Mercredi 3 octobre 2018
Présidence de Mme Sabine Thillaye, Présidente de la Commission
La séance est ouverte à 14 h 05.
I. Présentation du rapport d'information de Mme Coralie Dubost et M. Vincent Bru et examen de la proposition de résolution européenne sur le respect de l'État de droit au sein de l'Union européenne
J'ai été saisie d'une demande de parole de notre collègue, Michel Herbillon sur le déroulement de nos travaux.
Je vous remercie, Madame la Présidente. Je voudrais m'exprimer au nom de l'ensemble des députés Les Républicains de la commission des affaires européennes. Les pratiques, les habitudes, la jurisprudence de la commission des affaires européennes, de longue date, veillent à ce qu'il y ait une recherche du consensus, à ce qu'il y ait une association de la majorité et de l'opposition sur les missions et les rapports d'information. C'est une longue tradition de la commission des affaires européennes. Je tiens d'ailleurs à dire, Madame la Présidente, que vous-même, depuis le début de la mandature, vous veillez à cet équilibre. Je vous en donne tout à fait acte.

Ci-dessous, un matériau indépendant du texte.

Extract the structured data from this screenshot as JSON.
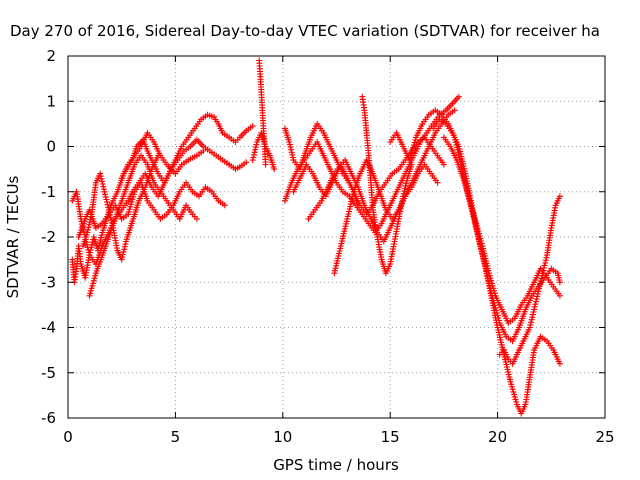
{
  "chart_data": {
    "type": "scatter",
    "title": "Day 270 of 2016, Sidereal Day-to-day VTEC variation (SDTVAR) for receiver ha",
    "xlabel": "GPS time / hours",
    "ylabel": "SDTVAR / TECUs",
    "xlim": [
      0,
      25
    ],
    "ylim": [
      -6,
      2
    ],
    "x_ticks": [
      0,
      5,
      10,
      15,
      20,
      25
    ],
    "y_ticks": [
      -6,
      -5,
      -4,
      -3,
      -2,
      -1,
      0,
      1,
      2
    ],
    "x_tick_labels": [
      "0",
      "5",
      "10",
      "15",
      "20",
      "25"
    ],
    "y_tick_labels": [
      "-6",
      "-5",
      "-4",
      "-3",
      "-2",
      "-1",
      "0",
      "1",
      "2"
    ],
    "grid": true,
    "marker": "plus",
    "color": "#ff0000",
    "series": [
      {
        "x": [
          0.2,
          0.3,
          0.4,
          0.5,
          0.6,
          0.8,
          1.0,
          1.2,
          1.4,
          1.6,
          1.8,
          2.0,
          2.3,
          2.6,
          3.0,
          3.2,
          3.5,
          3.7,
          4.0,
          4.2,
          4.5,
          4.8,
          5.0,
          5.3,
          5.6,
          5.9,
          6.2,
          6.5,
          6.8,
          7.0,
          7.2,
          7.5,
          7.8,
          8.0,
          8.3,
          8.6
        ],
        "y": [
          -2.5,
          -3.0,
          -2.7,
          -2.2,
          -2.6,
          -2.9,
          -2.4,
          -2.0,
          -2.3,
          -1.9,
          -1.6,
          -1.3,
          -1.0,
          -0.6,
          -0.3,
          0.0,
          0.15,
          -0.1,
          -0.4,
          -0.6,
          -0.8,
          -0.5,
          -0.3,
          0.0,
          0.2,
          0.4,
          0.6,
          0.7,
          0.65,
          0.5,
          0.3,
          0.2,
          0.1,
          0.2,
          0.35,
          0.45
        ]
      },
      {
        "x": [
          0.2,
          0.4,
          0.6,
          0.8,
          1.0,
          1.3,
          1.6,
          1.9,
          2.2,
          2.5,
          2.8,
          3.0,
          3.3,
          3.6,
          3.9,
          4.2,
          4.5,
          4.8,
          5.1,
          5.4,
          5.7,
          6.0,
          6.3,
          6.6,
          6.9,
          7.2,
          7.5,
          7.8,
          8.0,
          8.3
        ],
        "y": [
          -1.2,
          -1.0,
          -1.6,
          -2.0,
          -2.4,
          -2.6,
          -2.2,
          -1.9,
          -1.6,
          -1.4,
          -1.2,
          -1.0,
          -0.8,
          -0.6,
          -0.9,
          -1.1,
          -0.8,
          -0.5,
          -0.3,
          -0.1,
          0.0,
          0.15,
          0.0,
          -0.1,
          -0.2,
          -0.3,
          -0.4,
          -0.5,
          -0.45,
          -0.35
        ]
      },
      {
        "x": [
          0.5,
          0.8,
          1.0,
          1.3,
          1.6,
          1.9,
          2.2,
          2.5,
          2.8,
          3.1,
          3.4,
          3.7,
          4.0,
          4.3,
          4.6,
          4.9,
          5.2,
          5.5,
          5.8,
          6.1,
          6.4,
          6.7,
          7.0,
          7.3
        ],
        "y": [
          -2.0,
          -1.6,
          -1.4,
          -1.8,
          -1.7,
          -1.5,
          -1.3,
          -1.6,
          -1.5,
          -1.0,
          -0.8,
          -1.2,
          -1.4,
          -1.6,
          -1.5,
          -1.3,
          -1.0,
          -0.8,
          -1.0,
          -1.1,
          -0.9,
          -1.0,
          -1.2,
          -1.3
        ]
      },
      {
        "x": [
          1.0,
          1.3,
          1.6,
          1.9,
          2.2,
          2.5,
          2.8,
          3.1,
          3.4,
          3.7,
          4.0,
          4.3,
          4.6,
          4.9,
          5.2,
          5.5,
          5.8,
          6.0
        ],
        "y": [
          -3.3,
          -2.8,
          -2.4,
          -2.0,
          -1.6,
          -1.2,
          -0.8,
          -0.4,
          -0.2,
          -0.4,
          -0.8,
          -1.0,
          -1.2,
          -1.4,
          -1.6,
          -1.3,
          -1.5,
          -1.6
        ]
      },
      {
        "x": [
          0.7,
          0.9,
          1.1,
          1.3,
          1.5,
          1.7,
          1.9,
          2.1,
          2.3,
          2.5,
          2.7,
          2.9,
          3.1,
          3.3,
          3.6,
          3.9,
          4.2
        ],
        "y": [
          -2.2,
          -1.9,
          -1.5,
          -0.8,
          -0.6,
          -1.0,
          -1.4,
          -1.8,
          -2.3,
          -2.5,
          -2.1,
          -1.8,
          -1.5,
          -1.2,
          -0.9,
          -0.5,
          -0.2
        ]
      },
      {
        "x": [
          2.5,
          2.8,
          3.1,
          3.4,
          3.7,
          4.0,
          4.3,
          4.6,
          5.0,
          5.3,
          5.6,
          6.0,
          6.3
        ],
        "y": [
          -0.7,
          -0.4,
          -0.2,
          0.0,
          0.3,
          0.1,
          -0.2,
          -0.4,
          -0.6,
          -0.4,
          -0.3,
          -0.2,
          -0.1
        ]
      },
      {
        "x": [
          8.9,
          8.95,
          9.0,
          9.05,
          9.1,
          9.15,
          9.2
        ],
        "y": [
          1.9,
          1.6,
          1.2,
          0.8,
          0.4,
          0.0,
          -0.4
        ]
      },
      {
        "x": [
          8.6,
          8.8,
          9.0,
          9.2,
          9.4,
          9.6
        ],
        "y": [
          -0.3,
          0.1,
          0.3,
          0.0,
          -0.2,
          -0.5
        ]
      },
      {
        "x": [
          10.1,
          10.3,
          10.5,
          10.8,
          11.0,
          11.3,
          11.6,
          11.9,
          12.2,
          12.5,
          12.8,
          13.1,
          13.3,
          13.5
        ],
        "y": [
          0.4,
          0.1,
          -0.3,
          -0.5,
          -0.2,
          0.2,
          0.5,
          0.3,
          0.0,
          -0.3,
          -0.6,
          -0.8,
          -1.0,
          -1.3
        ]
      },
      {
        "x": [
          10.1,
          10.4,
          10.7,
          11.0,
          11.3,
          11.6,
          11.9,
          12.2,
          12.5,
          12.8,
          13.1,
          13.4,
          13.7,
          14.0,
          14.3,
          14.6,
          14.9,
          15.2,
          15.5,
          15.8,
          16.1,
          16.4,
          16.7,
          17.0,
          17.3,
          17.6,
          17.9,
          18.2
        ],
        "y": [
          -1.2,
          -0.8,
          -0.5,
          -0.3,
          -0.1,
          0.1,
          -0.2,
          -0.5,
          -0.8,
          -1.0,
          -1.1,
          -1.3,
          -1.5,
          -1.7,
          -1.9,
          -1.7,
          -1.4,
          -1.1,
          -0.8,
          -0.5,
          -0.2,
          0.1,
          0.3,
          0.5,
          0.7,
          0.8,
          0.95,
          1.1
        ]
      },
      {
        "x": [
          10.5,
          10.8,
          11.1,
          11.4,
          11.7,
          12.0,
          12.3,
          12.6,
          12.9,
          13.2,
          13.5,
          13.8,
          14.1,
          14.4,
          14.7,
          15.0,
          15.3,
          15.6,
          15.9,
          16.2,
          16.5,
          16.8,
          17.1,
          17.4,
          17.7,
          18.0
        ],
        "y": [
          -1.0,
          -0.7,
          -0.4,
          -0.6,
          -0.9,
          -1.1,
          -0.8,
          -0.5,
          -0.3,
          -0.6,
          -0.9,
          -1.3,
          -1.6,
          -1.9,
          -2.1,
          -1.8,
          -1.5,
          -1.2,
          -0.9,
          -0.6,
          -0.3,
          0.0,
          0.3,
          0.5,
          0.7,
          0.8
        ]
      },
      {
        "x": [
          11.2,
          11.5,
          11.8,
          12.1,
          12.4,
          12.7,
          13.0,
          13.3,
          13.6,
          13.9,
          14.2,
          14.5,
          14.8,
          15.1,
          15.4,
          15.7,
          16.0,
          16.3,
          16.6,
          16.9,
          17.2,
          17.5
        ],
        "y": [
          -1.6,
          -1.4,
          -1.2,
          -0.9,
          -0.6,
          -0.4,
          -0.7,
          -1.0,
          -1.3,
          -1.5,
          -1.3,
          -1.0,
          -0.8,
          -0.6,
          -0.5,
          -0.3,
          -0.1,
          0.1,
          0.2,
          0.0,
          -0.2,
          -0.4
        ]
      },
      {
        "x": [
          12.4,
          12.7,
          13.0,
          13.3,
          13.6,
          13.9,
          14.2,
          14.5,
          14.8,
          15.1,
          15.4,
          15.7,
          16.0,
          16.3,
          16.6,
          16.9,
          17.2
        ],
        "y": [
          -2.8,
          -2.2,
          -1.6,
          -1.0,
          -0.6,
          -0.3,
          -0.6,
          -1.0,
          -1.4,
          -1.6,
          -1.4,
          -1.1,
          -0.9,
          -0.6,
          -0.4,
          -0.6,
          -0.8
        ]
      },
      {
        "x": [
          13.7,
          13.8,
          13.9,
          14.0,
          14.1,
          14.2,
          14.4,
          14.6,
          14.8,
          15.0,
          15.2,
          15.4,
          15.6,
          15.8,
          16.0
        ],
        "y": [
          1.1,
          0.8,
          0.3,
          -0.2,
          -0.8,
          -1.4,
          -2.0,
          -2.5,
          -2.8,
          -2.6,
          -2.1,
          -1.6,
          -1.1,
          -0.7,
          -0.4
        ]
      },
      {
        "x": [
          15.0,
          15.3,
          15.6,
          15.9,
          16.2,
          16.5,
          16.8,
          17.1,
          17.4,
          17.7,
          18.0,
          18.3,
          18.6,
          18.9,
          19.2,
          19.5,
          19.8,
          20.1,
          20.4,
          20.7,
          21.0,
          21.3,
          21.6,
          21.9,
          22.2,
          22.5,
          22.8,
          22.9
        ],
        "y": [
          0.1,
          0.3,
          0.0,
          -0.3,
          0.2,
          0.5,
          0.7,
          0.8,
          0.7,
          0.5,
          0.2,
          -0.4,
          -1.0,
          -1.6,
          -2.2,
          -2.8,
          -3.4,
          -3.9,
          -4.2,
          -4.3,
          -4.0,
          -3.6,
          -3.3,
          -3.1,
          -2.9,
          -2.7,
          -2.8,
          -3.0
        ]
      },
      {
        "x": [
          17.0,
          17.3,
          17.6,
          17.9,
          18.2,
          18.5,
          18.8,
          19.1,
          19.4,
          19.7,
          20.0,
          20.3,
          20.6,
          20.9,
          21.1,
          21.3,
          21.5,
          21.7,
          22.0,
          22.3,
          22.6,
          22.9
        ],
        "y": [
          0.4,
          0.6,
          0.5,
          0.3,
          0.0,
          -0.6,
          -1.3,
          -2.0,
          -2.6,
          -3.3,
          -4.0,
          -4.6,
          -5.2,
          -5.7,
          -5.9,
          -5.7,
          -5.1,
          -4.5,
          -4.2,
          -4.3,
          -4.5,
          -4.8
        ]
      },
      {
        "x": [
          17.5,
          17.8,
          18.1,
          18.4,
          18.7,
          19.0,
          19.3,
          19.6,
          19.9,
          20.2,
          20.5,
          20.8,
          21.1,
          21.4,
          21.7,
          22.0,
          22.3,
          22.6,
          22.9
        ],
        "y": [
          0.2,
          0.0,
          -0.3,
          -0.7,
          -1.2,
          -1.7,
          -2.2,
          -2.8,
          -3.3,
          -3.6,
          -3.9,
          -3.8,
          -3.5,
          -3.3,
          -3.0,
          -2.7,
          -2.9,
          -3.1,
          -3.3
        ]
      },
      {
        "x": [
          20.1,
          20.3,
          20.5,
          20.7,
          20.9,
          21.1,
          21.3,
          21.5,
          21.7,
          21.9,
          22.1,
          22.3,
          22.5,
          22.7,
          22.9
        ],
        "y": [
          -4.6,
          -4.5,
          -4.7,
          -4.8,
          -4.6,
          -4.4,
          -4.2,
          -4.0,
          -3.6,
          -3.2,
          -2.8,
          -2.4,
          -1.8,
          -1.3,
          -1.1
        ]
      }
    ]
  }
}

Dans le compte-rendu de la réunion du bureau du mercredi 24 janvier, qui a institué ce rapport d'information dont s'occupent nos deux collègues, Coralie Dubost et Vincent Bru, il est indiqué que « la formule du binôme pour les rapports d'information serait reconduite », ce qui indique bien votre intention. Il peut y avoir bien sûr des exceptions, mais je voudrais vous dire que point trop n'en faut et que cela dépend du sujet.

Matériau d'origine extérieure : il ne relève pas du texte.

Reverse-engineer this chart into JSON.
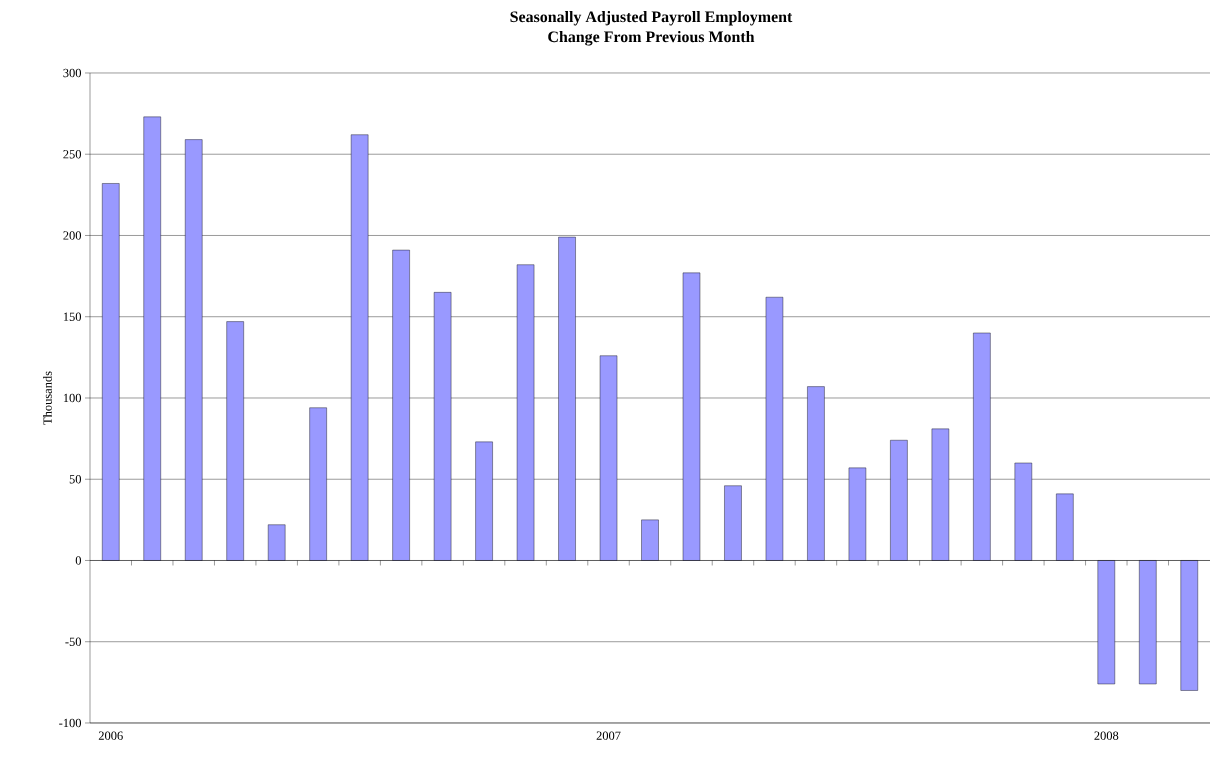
{
  "chart_data": {
    "type": "bar",
    "title": "Seasonally Adjusted Payroll Employment",
    "subtitle": "Change From Previous Month",
    "ylabel": "Thousands",
    "categories": [
      "2006",
      null,
      null,
      null,
      null,
      null,
      null,
      null,
      null,
      null,
      null,
      null,
      "2007",
      null,
      null,
      null,
      null,
      null,
      null,
      null,
      null,
      null,
      null,
      null,
      "2008",
      null,
      null
    ],
    "values": [
      232,
      273,
      259,
      147,
      22,
      94,
      262,
      191,
      165,
      73,
      182,
      199,
      126,
      25,
      177,
      46,
      162,
      107,
      57,
      74,
      81,
      140,
      60,
      41,
      -76,
      -76,
      -80
    ],
    "color": "#9999ff",
    "ylim": [
      -100,
      300
    ],
    "yticks": [
      -100,
      -50,
      0,
      50,
      100,
      150,
      200,
      250,
      300
    ],
    "grid": "y"
  }
}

Point trop n'en faut d'abord. J'ai regardé ce qui s'est passé dans la précédente législature. En cinq ans, il n'y a eu que quatre rapports d'information où la majorité se parle à elle-même, entre la majorité et la majorité, et en vérité trois, puisque l'un de ceux-là concernait l'application de l'article 88-4 de la Constitution. Deux sur ces trois rapports concernaient la Présidente, votre prédécesseur, Mme Auroi. L'un de ces rapports d'information n'était pas assorti d'une résolution. Deux seulement de ces trois rapports ont fait l'objet d'une résolution. Vous voyez donc : cinq ans, trois rapports, deux résolutions. Là, en un an, il y a déjà eu deux rapports d'information où la majorité se parle à elle-même et le précédent rapport, de MM. Patrice Anato et Vincent Bru, n'était pas assorti d'une résolution. Nous sommes donc là, aujourd'hui, dans une procédure relativement rare, même si elle n'est pas totalement inédite, et sur un sujet dont j'ajoute qu'il serait plus que nécessaire d'associer l'opposition, ce qui n'est pas le cas.

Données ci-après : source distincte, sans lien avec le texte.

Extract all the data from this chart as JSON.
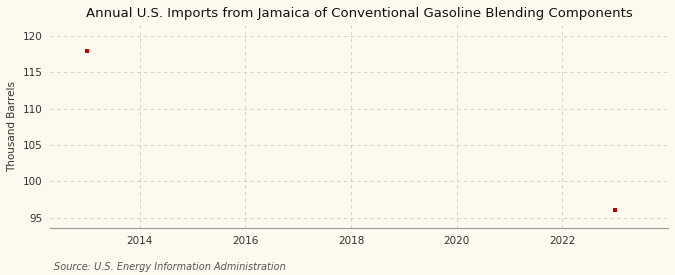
{
  "title": "Annual U.S. Imports from Jamaica of Conventional Gasoline Blending Components",
  "ylabel": "Thousand Barrels",
  "source": "Source: U.S. Energy Information Administration",
  "x_data": [
    2013,
    2023
  ],
  "y_data": [
    118,
    96
  ],
  "xlim": [
    2012.3,
    2024.0
  ],
  "ylim": [
    93.5,
    121.5
  ],
  "xticks": [
    2014,
    2016,
    2018,
    2020,
    2022
  ],
  "yticks": [
    95,
    100,
    105,
    110,
    115,
    120
  ],
  "marker_color": "#bb0000",
  "marker": "s",
  "marker_size": 3.5,
  "bg_color": "#fef9ee",
  "grid_color": "#cccccc",
  "title_fontsize": 9.5,
  "label_fontsize": 7.5,
  "tick_fontsize": 7.5,
  "source_fontsize": 7.0
}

J'ajoute, mais c'est vraiment un détail, je vous le concède, que dans le compte-rendu de la réunion du bureau, le libellé était légèrement différent de celui qui a été retenu ici. C'était « l'État de droit en Europe » et là c'est « le respect de l'État de droit au sein de l'Union européenne. » Je vous dis ça simplement pour la précision des faits, et non pas pour en faire un argument. Le sujet méritait que l'opposition soit associée, à l'évidence, puisqu'il se trouve que le contexte n'est plus le même. Le contexte dans lequel nous sommes saisis aujourd'hui par nos deux collègues de la majorité d'un rapport d'information et d'une proposition de résolution n'est pas du tout le même que celui qu'il était au début de l'année quand ce rapport a été décidé. Beaucoup d'éléments l'indiquent, je vais faire court.
Le Conseil a déclenché le 20 décembre 2017 une procédure sans précédent contre la Pologne, en mettant en oeuvre l'article 7-1 du Traité. Depuis cette date, depuis la décision du bureau, il y a eu voilà quelques semaines, début septembre, un vote au Parlement européen – ce n'est pas la même procédure, vous l'accorderez, que celle du Conseil concernant la Pologne – demandant à la Commission de déclencher l'article 7-1 du Traité contre la Hongrie… Donc nous ne sommes absolument pas dans le même contexte qu'au début de l'année quand ce rapport d'information a été décidé, et, alors que nous n'avons été informés qu'il y a quelques jours de cette proposition de résolution, le sujet est suffisamment important, au point que le Parlement européen a fait son devoir ; nous sommes en présence d'un vote politique d'une instance politique démocratiquement élue concernant la Hongrie .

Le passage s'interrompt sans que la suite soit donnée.